Cool stuff! Might be fun to integrate with a type validation library like Pydantic or Msgspec to provide in-line coercion/assertion.
What is the performance hit like? I could see these getting pretty expensive (but correctness is invaluable). Seems like it would be great for something like aws lambda in python where you have already decided performance isn't an utmost priority and scrutability is difficult, so any correctness you can bolt on is a boon.

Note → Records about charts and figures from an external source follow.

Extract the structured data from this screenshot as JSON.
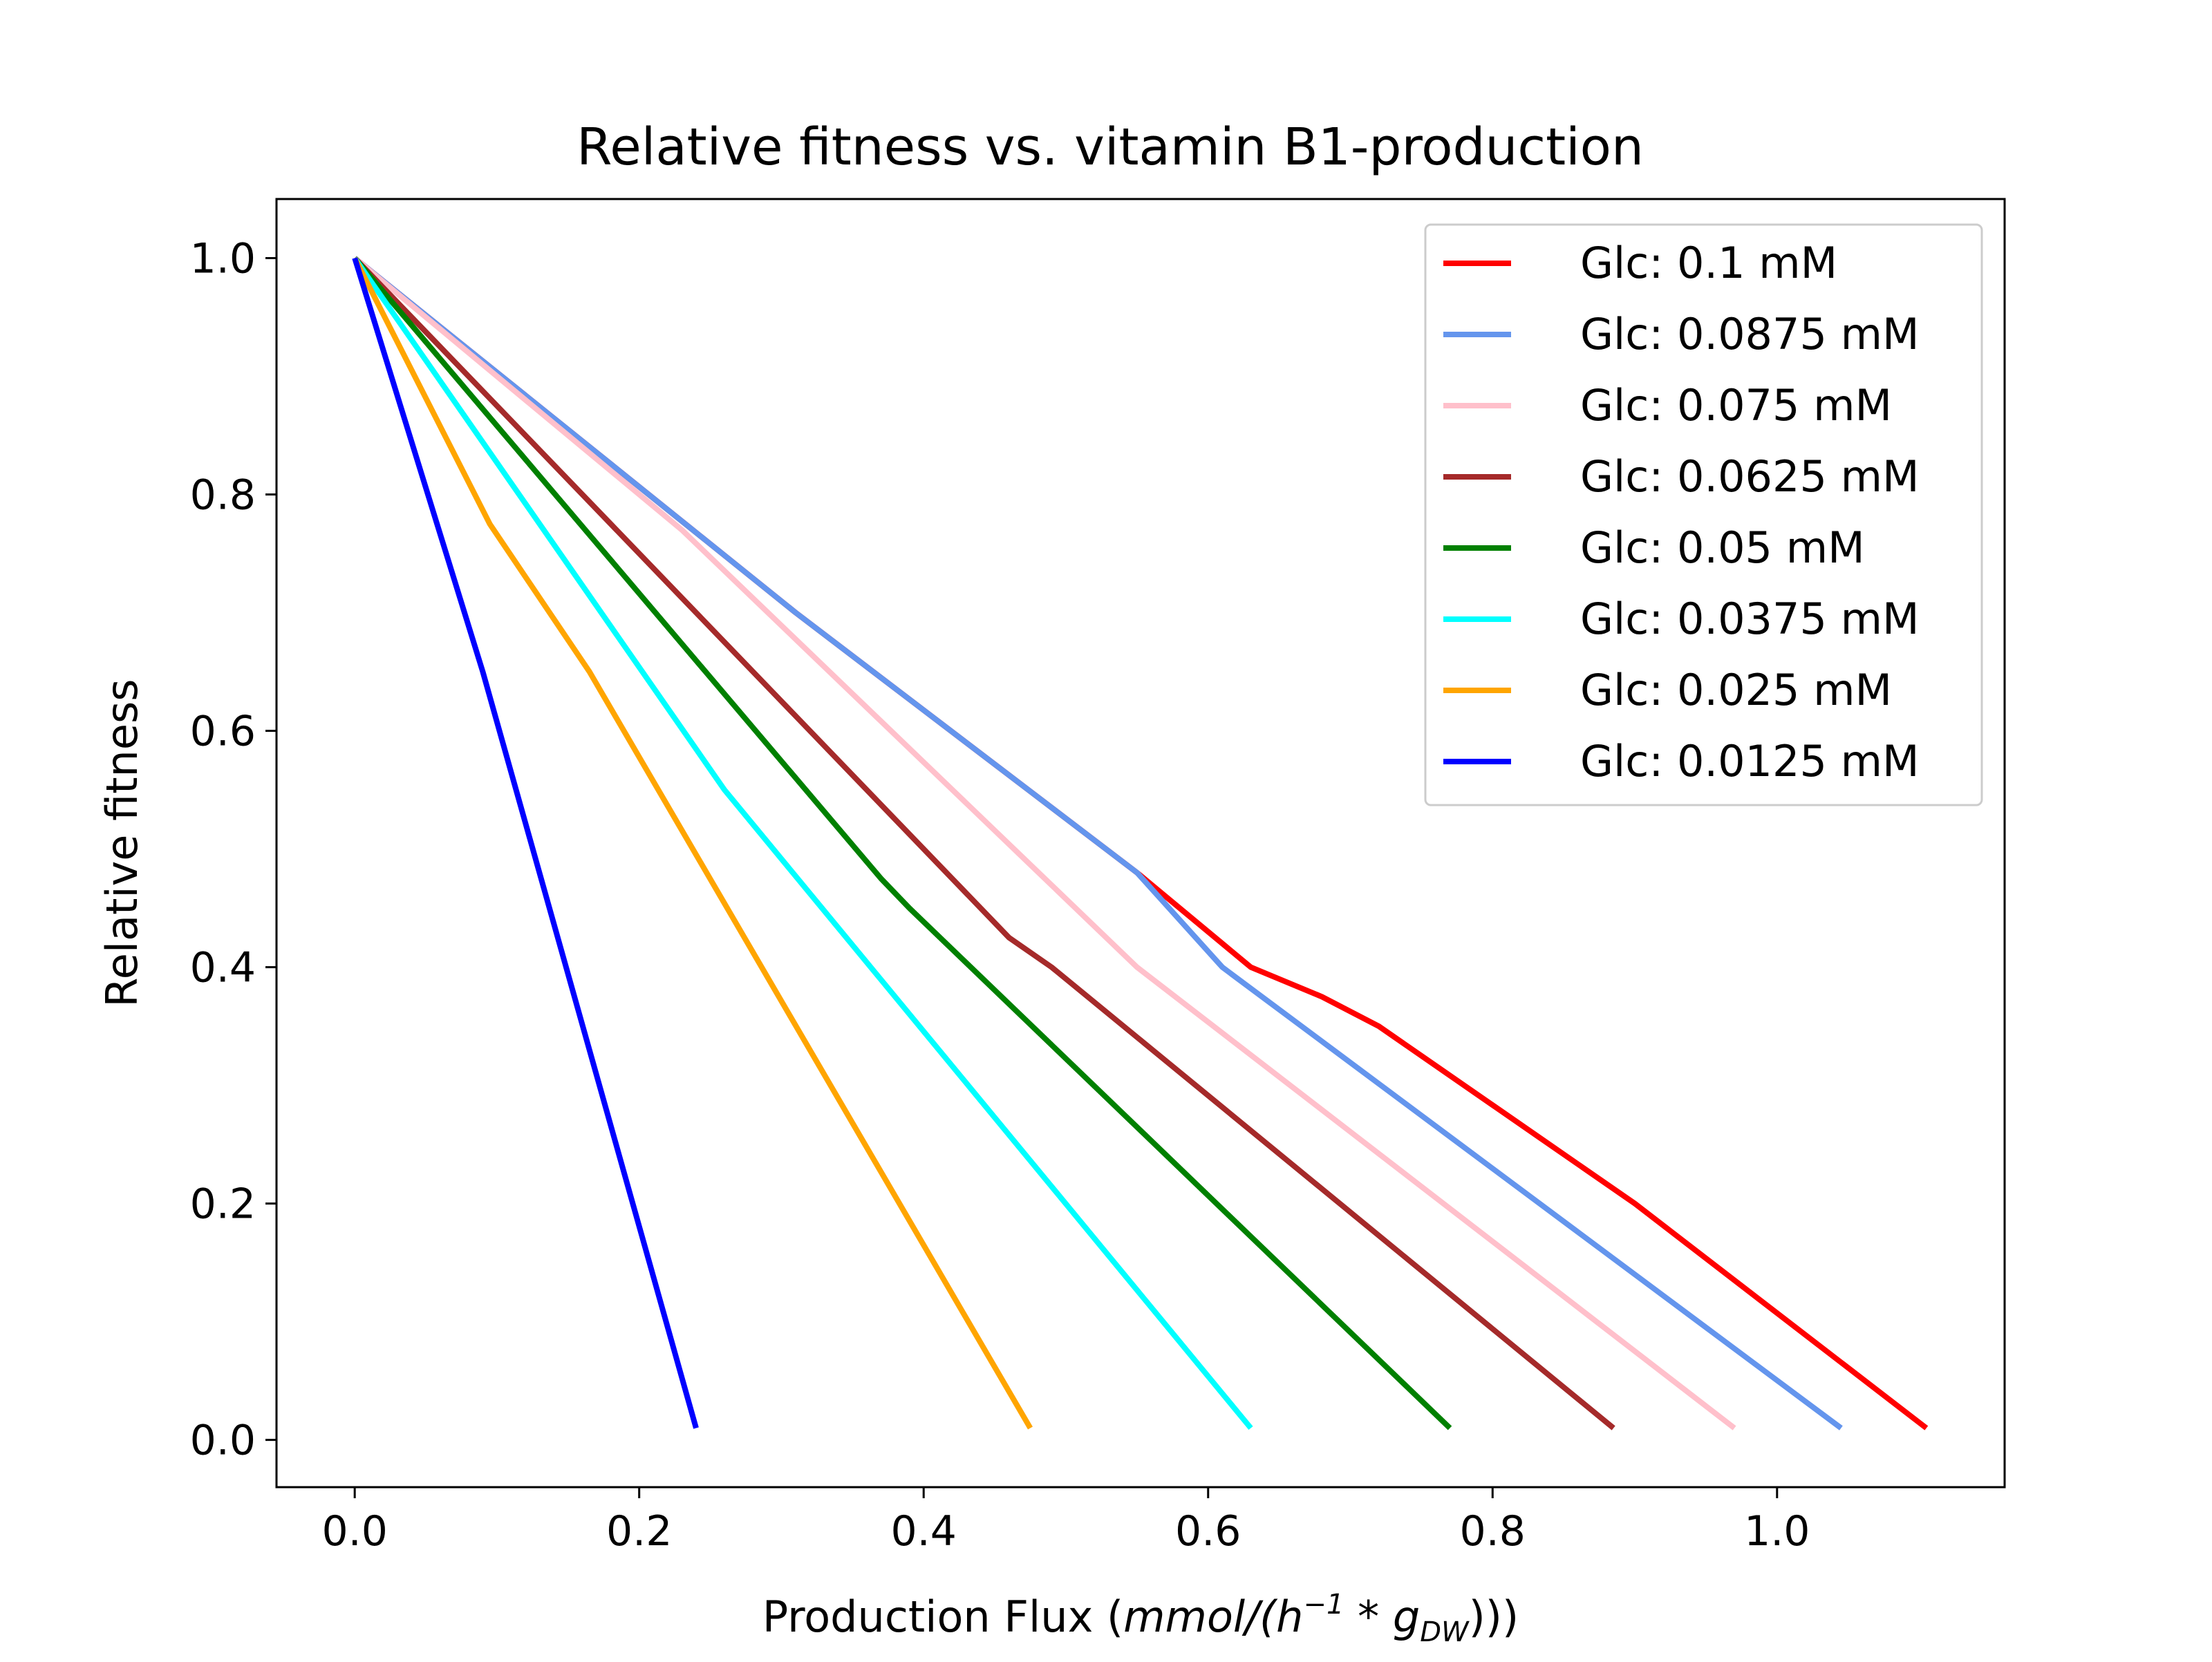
{
  "chart_data": {
    "type": "line",
    "title": "Relative fitness vs. vitamin B1-production",
    "xlabel": {
      "prefix": "Production Flux (",
      "unit_main": "mmol/(h",
      "unit_sup": "−1",
      "unit_mid": " * g",
      "unit_sub": "DW",
      "suffix": ")))"
    },
    "ylabel": "Relative fitness",
    "xlim": [
      -0.055,
      1.16
    ],
    "ylim": [
      -0.04,
      1.05
    ],
    "xticks": [
      0.0,
      0.2,
      0.4,
      0.6,
      0.8,
      1.0
    ],
    "xtick_labels": [
      "0.0",
      "0.2",
      "0.4",
      "0.6",
      "0.8",
      "1.0"
    ],
    "yticks": [
      0.0,
      0.2,
      0.4,
      0.6,
      0.8,
      1.0
    ],
    "ytick_labels": [
      "0.0",
      "0.2",
      "0.4",
      "0.6",
      "0.8",
      "1.0"
    ],
    "grid": false,
    "legend_position": "top-right",
    "series": [
      {
        "name": "Glc: 0.1 mM",
        "color": "#ff0000",
        "x": [
          0.0,
          0.31,
          0.55,
          0.63,
          0.68,
          0.72,
          0.9,
          1.105
        ],
        "y": [
          1.0,
          0.7,
          0.48,
          0.4,
          0.375,
          0.35,
          0.2,
          0.01
        ]
      },
      {
        "name": "Glc: 0.0875 mM",
        "color": "#6495ed",
        "x": [
          0.0,
          0.31,
          0.55,
          0.61,
          1.045
        ],
        "y": [
          1.0,
          0.7,
          0.48,
          0.4,
          0.01
        ]
      },
      {
        "name": "Glc: 0.075 mM",
        "color": "#ffc0cb",
        "x": [
          0.0,
          0.23,
          0.55,
          0.97
        ],
        "y": [
          1.0,
          0.77,
          0.4,
          0.01
        ]
      },
      {
        "name": "Glc: 0.0625 mM",
        "color": "#a52a2a",
        "x": [
          0.0,
          0.46,
          0.49,
          0.885
        ],
        "y": [
          1.0,
          0.425,
          0.4,
          0.01
        ]
      },
      {
        "name": "Glc: 0.05 mM",
        "color": "#008000",
        "x": [
          0.0,
          0.37,
          0.39,
          0.77
        ],
        "y": [
          1.0,
          0.475,
          0.45,
          0.01
        ]
      },
      {
        "name": "Glc: 0.0375 mM",
        "color": "#00ffff",
        "x": [
          0.0,
          0.26,
          0.63
        ],
        "y": [
          1.0,
          0.55,
          0.01
        ]
      },
      {
        "name": "Glc: 0.025 mM",
        "color": "#ffa500",
        "x": [
          0.0,
          0.095,
          0.165,
          0.475
        ],
        "y": [
          1.0,
          0.775,
          0.65,
          0.01
        ]
      },
      {
        "name": "Glc: 0.0125 mM",
        "color": "#0000ff",
        "x": [
          0.0,
          0.09,
          0.24
        ],
        "y": [
          1.0,
          0.65,
          0.01
        ]
      }
    ]
  }
}
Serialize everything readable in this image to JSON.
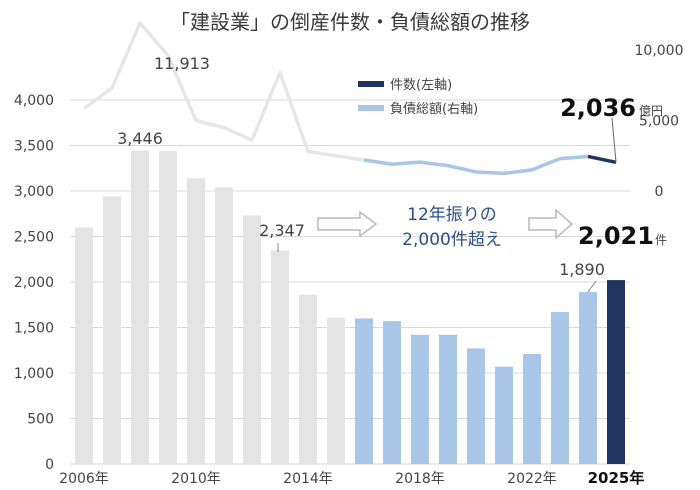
{
  "title": "「建設業」の倒産件数・負債総額の推移",
  "legend": {
    "count": "件数(左軸)",
    "debt": "負債総額(右軸)"
  },
  "callout": {
    "line1": "12年振りの",
    "line2": "2,000件超え"
  },
  "units": {
    "count": "件",
    "debt": "億円"
  },
  "colors": {
    "past": "#e4e4e4",
    "recent": "#a9c6e8",
    "current": "#1f3560",
    "text": "#444444",
    "callout_text": "#2c4f88"
  },
  "chart_data": {
    "type": "bar",
    "x": [
      "2006年",
      "2007年",
      "2008年",
      "2009年",
      "2010年",
      "2011年",
      "2012年",
      "2013年",
      "2014年",
      "2015年",
      "2016年",
      "2017年",
      "2018年",
      "2019年",
      "2020年",
      "2021年",
      "2022年",
      "2023年",
      "2024年",
      "2025年"
    ],
    "x_tick_labels": [
      "2006年",
      "2010年",
      "2014年",
      "2018年",
      "2022年",
      "2025年"
    ],
    "y_left_ticks": [
      0,
      500,
      1000,
      1500,
      2000,
      2500,
      3000,
      3500,
      4000
    ],
    "y_left_tick_labels": [
      "0",
      "500",
      "1,000",
      "1,500",
      "2,000",
      "2,500",
      "3,000",
      "3,500",
      "4,000"
    ],
    "y_left_lim": [
      0,
      4000
    ],
    "y_right_ticks": [
      0,
      5000,
      10000
    ],
    "y_right_tick_labels": [
      "0",
      "5,000",
      "10,000"
    ],
    "y_right_lim": [
      0,
      10000
    ],
    "series": [
      {
        "name": "件数(左軸)",
        "axis": "left",
        "type": "bar",
        "values": [
          2600,
          2940,
          3446,
          3440,
          3140,
          3040,
          2730,
          2347,
          1860,
          1610,
          1600,
          1570,
          1420,
          1420,
          1270,
          1070,
          1210,
          1670,
          1890,
          2021
        ]
      },
      {
        "name": "負債総額(右軸)",
        "axis": "right",
        "type": "line",
        "values": [
          5850,
          7300,
          11913,
          9600,
          5000,
          4500,
          3600,
          8400,
          2800,
          2500,
          2200,
          1900,
          2050,
          1800,
          1350,
          1250,
          1500,
          2300,
          2450,
          2036
        ]
      }
    ],
    "data_labels": [
      {
        "series": 0,
        "index": 2,
        "text": "3,446"
      },
      {
        "series": 0,
        "index": 7,
        "text": "2,347"
      },
      {
        "series": 0,
        "index": 18,
        "text": "1,890"
      },
      {
        "series": 0,
        "index": 19,
        "text": "2,021"
      },
      {
        "series": 1,
        "index": 2,
        "text": "11,913"
      },
      {
        "series": 1,
        "index": 19,
        "text": "2,036"
      }
    ],
    "grid": true,
    "legend_position": "top-right"
  }
}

Hello everyone, I'm starting a new blog where I'm trying to mix my passion and experience for safe programming in critical contexts, and my (over)use of Python, and other techs that are used in... less safe contexts. The "investment hypothesis" if you will is that pieces of tech used daily in critical systems could see a broader use if they stopped being hidden behind mumbo jumbo, bad UX, and general lack of consideration for the common developper. In this blog I'll try to go and discuss fuzzing, contracts, why not some amount of lightweight proofing... and to mix them with application that are hopefully fun and nice to study.
This first post is about counting sheeps, with a design-by-contract twist.
Let me know what you guys think, it's my first blog at all, so I'm a taker for all matters of feedback, as long as it comes from the heart that is ;)
This isn't meant as a dig, I'm genuinely curious: how is this not simply imposing static typing in python?
The pre and post conditions are checked at runtime. Also, typically static type sytems are not expressive enough to statically check more than relatively basic pre and post conditions, even in languages with advanced type systems like Haskell or Scala.
At this point just use Java instead.